NEW PORT RICHEY — It started with an off-handed remark, a joke really.
It was “way back when” before the summer break, and drama teacher Peter Nason and his protege Chris Cavazza, 19, were bouncing around ideas for a future production while sizing up the kids enrolled in the 2019-2020 advanced drama program at Gulf Middle School.
To be sure, it was a diverse group, a classroom full of burgeoning talent waiting to be tapped, among them a kid with a passing resemblance to the American playwright, composer and actor, Lin-Manuel Miranda.
They could do In the Heights, Cavazza said referring to Miranda’s outbreak hip-hop musical that gives the audience a peak into the lives of those residing in the American/Hispanic neighborhood of Washington Heights
He wasn’t serious of course. The Tony award-winning musical, which is rarely done in middle school, would be a mature reach — a PG-13 production, so to speak.
But Nason was intrigued.
When it comes to theater, and life in general, reaching is what it’s all about, he said. He had confidence in his kids. And Miranda, who created and starred in the award-winning Broadway musicals In the Heights and Hamilton, offered a revolutionary take on musicals that appeals to the younger set.
“Let’s do it,” Nason said.
That was before the auditions, summer rehearsals, and lunchtime, after-school and Saturday rehearsals that have been going on ever since.
“This has become my life, really," said Carissa Amoroso, 14, who plays the role of Vanessa, a girl with a dream who’s looking to get out. “We’re really like family in here.”
In fact, In the Heights has a variety of familial themes running through it.
Annabel Perez, 12, plays the role of Nina Rosario. Her character, the first in her family to attend college, returns to tell her parents she dropped out under the weight of classes and working to pay expenses her scholarship does not cover.
“The story line is good — a work of art really,” Perez said.
"It’s got a really good message for people, family-wise,” said Emily Smith, 13, the lead soprano. “You should always respect your family and keep them in your heart.”
Noah Medeiros, 13, plays the lead role of Usnavi de la Vega, which Miranda played in the original production.
“It’s one of my favorite musicals,” said Medeiros. “There are a lot of funny parts, but it’s serious, too. It relates to real-life problems.”
Then there’s the music.
“I like that it incorporates hip hop like Hamilton,” said Anthony Vega, 13, who is making his stage debut playing Kevin, the father-figure. “It’s a little mature for most middle school musicals, but we’re doing really well.”
Choreography was by Gulf Middle dance teacher, Toni West and Terri D’Onofrio, owner of Stages, a professional musical theatre company. Spanish teacher Joel Santos assisted students with dialects and pronunciation.
There is some mild profanity and sexual innuendo. That has been toned down for this production, Nason said. Parents were required to sign permission slips allowing their children to perform.
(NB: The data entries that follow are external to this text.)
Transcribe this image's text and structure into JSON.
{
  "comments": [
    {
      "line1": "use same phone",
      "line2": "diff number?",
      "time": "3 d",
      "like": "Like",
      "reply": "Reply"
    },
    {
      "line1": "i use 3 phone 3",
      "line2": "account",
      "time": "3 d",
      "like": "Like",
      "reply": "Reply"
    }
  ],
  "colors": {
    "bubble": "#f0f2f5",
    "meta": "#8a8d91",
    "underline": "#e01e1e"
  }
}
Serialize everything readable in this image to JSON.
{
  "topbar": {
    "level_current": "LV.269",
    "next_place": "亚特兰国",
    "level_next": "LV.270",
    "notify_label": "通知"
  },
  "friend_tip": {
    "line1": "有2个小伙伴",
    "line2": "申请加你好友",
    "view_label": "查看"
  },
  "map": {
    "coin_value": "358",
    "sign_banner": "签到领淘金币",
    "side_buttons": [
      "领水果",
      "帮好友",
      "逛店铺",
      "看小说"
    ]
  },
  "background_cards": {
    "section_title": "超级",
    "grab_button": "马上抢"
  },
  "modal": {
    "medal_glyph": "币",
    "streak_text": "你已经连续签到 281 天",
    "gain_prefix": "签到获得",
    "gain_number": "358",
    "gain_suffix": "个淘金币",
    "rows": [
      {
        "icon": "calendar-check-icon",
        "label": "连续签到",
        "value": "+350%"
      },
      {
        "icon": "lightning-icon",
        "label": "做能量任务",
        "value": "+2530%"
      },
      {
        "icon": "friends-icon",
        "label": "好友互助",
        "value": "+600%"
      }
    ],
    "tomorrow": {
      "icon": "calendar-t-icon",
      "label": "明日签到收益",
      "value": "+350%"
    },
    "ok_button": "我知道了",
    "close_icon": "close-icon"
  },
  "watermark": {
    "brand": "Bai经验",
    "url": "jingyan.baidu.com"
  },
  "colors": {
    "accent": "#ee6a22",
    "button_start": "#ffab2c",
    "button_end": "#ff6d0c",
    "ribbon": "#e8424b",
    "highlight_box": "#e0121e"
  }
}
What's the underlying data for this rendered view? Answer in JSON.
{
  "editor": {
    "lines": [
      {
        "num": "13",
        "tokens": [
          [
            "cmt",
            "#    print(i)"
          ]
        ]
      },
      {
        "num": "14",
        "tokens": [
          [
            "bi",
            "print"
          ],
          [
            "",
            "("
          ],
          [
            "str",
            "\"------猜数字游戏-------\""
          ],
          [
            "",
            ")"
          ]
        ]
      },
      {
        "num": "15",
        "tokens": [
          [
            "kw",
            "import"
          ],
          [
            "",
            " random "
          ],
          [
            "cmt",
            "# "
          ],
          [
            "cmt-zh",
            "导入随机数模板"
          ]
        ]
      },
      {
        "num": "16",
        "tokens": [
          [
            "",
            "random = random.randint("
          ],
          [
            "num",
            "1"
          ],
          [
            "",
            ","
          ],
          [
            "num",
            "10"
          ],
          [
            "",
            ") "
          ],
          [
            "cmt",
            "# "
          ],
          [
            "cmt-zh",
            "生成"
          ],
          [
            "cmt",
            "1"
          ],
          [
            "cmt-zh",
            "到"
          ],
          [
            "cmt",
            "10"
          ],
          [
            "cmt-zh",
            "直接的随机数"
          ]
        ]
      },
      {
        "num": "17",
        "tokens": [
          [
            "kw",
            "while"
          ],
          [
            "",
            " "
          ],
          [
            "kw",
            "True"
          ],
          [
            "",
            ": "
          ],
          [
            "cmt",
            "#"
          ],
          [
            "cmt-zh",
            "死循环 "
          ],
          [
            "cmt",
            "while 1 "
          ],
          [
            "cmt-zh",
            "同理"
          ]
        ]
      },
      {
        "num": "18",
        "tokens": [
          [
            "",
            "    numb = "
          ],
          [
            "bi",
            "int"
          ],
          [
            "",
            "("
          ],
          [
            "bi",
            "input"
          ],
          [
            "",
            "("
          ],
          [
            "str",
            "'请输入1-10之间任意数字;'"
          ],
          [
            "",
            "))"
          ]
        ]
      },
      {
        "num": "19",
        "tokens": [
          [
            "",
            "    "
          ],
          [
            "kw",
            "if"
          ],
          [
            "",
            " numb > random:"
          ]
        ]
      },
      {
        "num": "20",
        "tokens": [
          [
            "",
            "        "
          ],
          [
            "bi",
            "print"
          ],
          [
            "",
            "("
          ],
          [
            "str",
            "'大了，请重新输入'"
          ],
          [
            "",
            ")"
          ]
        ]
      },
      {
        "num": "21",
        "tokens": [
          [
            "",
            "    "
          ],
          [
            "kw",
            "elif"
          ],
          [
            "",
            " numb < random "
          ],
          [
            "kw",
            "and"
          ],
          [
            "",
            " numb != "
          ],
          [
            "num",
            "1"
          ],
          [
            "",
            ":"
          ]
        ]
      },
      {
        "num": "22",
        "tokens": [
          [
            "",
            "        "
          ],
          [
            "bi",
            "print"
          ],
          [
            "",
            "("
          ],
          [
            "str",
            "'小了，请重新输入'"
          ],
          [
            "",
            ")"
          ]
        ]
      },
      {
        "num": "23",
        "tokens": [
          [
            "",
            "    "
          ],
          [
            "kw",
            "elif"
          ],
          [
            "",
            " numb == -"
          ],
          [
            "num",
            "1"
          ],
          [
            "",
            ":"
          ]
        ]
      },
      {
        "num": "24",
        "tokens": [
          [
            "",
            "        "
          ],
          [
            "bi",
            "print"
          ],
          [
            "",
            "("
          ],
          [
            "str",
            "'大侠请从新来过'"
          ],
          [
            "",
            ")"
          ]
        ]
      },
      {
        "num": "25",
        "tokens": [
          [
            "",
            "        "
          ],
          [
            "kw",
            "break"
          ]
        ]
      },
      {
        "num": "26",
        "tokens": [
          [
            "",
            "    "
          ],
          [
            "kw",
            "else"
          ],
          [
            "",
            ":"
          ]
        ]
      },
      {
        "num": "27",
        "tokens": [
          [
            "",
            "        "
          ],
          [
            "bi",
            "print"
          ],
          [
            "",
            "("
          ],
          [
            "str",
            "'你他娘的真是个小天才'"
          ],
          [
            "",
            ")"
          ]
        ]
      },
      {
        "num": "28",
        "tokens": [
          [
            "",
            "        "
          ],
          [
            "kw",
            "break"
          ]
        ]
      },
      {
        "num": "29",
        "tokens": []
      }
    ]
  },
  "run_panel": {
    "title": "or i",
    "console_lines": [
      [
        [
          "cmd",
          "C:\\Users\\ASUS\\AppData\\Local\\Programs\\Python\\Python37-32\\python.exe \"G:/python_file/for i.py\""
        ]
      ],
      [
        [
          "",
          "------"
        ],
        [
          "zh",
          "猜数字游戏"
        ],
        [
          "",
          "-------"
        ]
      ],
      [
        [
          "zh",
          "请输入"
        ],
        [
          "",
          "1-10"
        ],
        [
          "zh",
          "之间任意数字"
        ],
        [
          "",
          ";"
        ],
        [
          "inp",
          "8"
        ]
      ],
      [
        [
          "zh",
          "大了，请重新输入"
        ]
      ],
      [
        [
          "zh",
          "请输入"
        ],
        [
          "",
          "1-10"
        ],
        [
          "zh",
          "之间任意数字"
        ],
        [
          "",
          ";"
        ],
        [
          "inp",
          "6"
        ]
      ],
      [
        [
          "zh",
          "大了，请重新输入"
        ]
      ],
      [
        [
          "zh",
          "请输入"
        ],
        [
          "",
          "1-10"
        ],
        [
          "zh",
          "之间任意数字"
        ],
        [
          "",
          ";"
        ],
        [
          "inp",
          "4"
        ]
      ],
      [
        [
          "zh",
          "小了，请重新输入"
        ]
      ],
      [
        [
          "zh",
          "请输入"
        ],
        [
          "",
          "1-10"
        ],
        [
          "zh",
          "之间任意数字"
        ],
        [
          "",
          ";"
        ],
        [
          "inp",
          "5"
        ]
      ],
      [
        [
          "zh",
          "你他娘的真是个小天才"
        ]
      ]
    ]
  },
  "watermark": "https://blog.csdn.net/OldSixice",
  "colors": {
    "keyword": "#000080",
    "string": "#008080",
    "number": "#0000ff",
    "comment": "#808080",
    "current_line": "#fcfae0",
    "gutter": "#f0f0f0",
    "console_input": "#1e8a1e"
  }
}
“We spoke to the kids, too," said Cavazza. "We told them that when you are in the theater, sometimes you have to be more mature than your ages, and they are doing it very well.”
“This is what middle school theater is all about,” said Nason. “We’re just upping the ante with this production.”
Cavazza, a River Ridge High graduate and former student of Nason, is directing. He recently performed in A Funny Thing Happened on the Way to the Forum at Ruth Eckerd Hall in Clearwater, and is waiting to hear back for the lead role in a national production of Hamilton.
The opportunity to direct this production hits close to home, Cavazza said.
His grandfather is first generation state side with his father being a native to Puerto Rico, he said.
“The show preaches about diversity and community in such a wonderful way, and I love to be sharing this experience with these kids.”
If you go:
Gulf Middle High Theatre presents Lin-Manuel Miranda’s In the Heights at 7 p.m. Oct. 25 and 2 and 7 p.m. Oct. 26 at the Center for the Arts at River Ridge, 11646 Town Center Road, New Port Richey. Tickets are $5 at the door. Note: This production is not recommended for young children.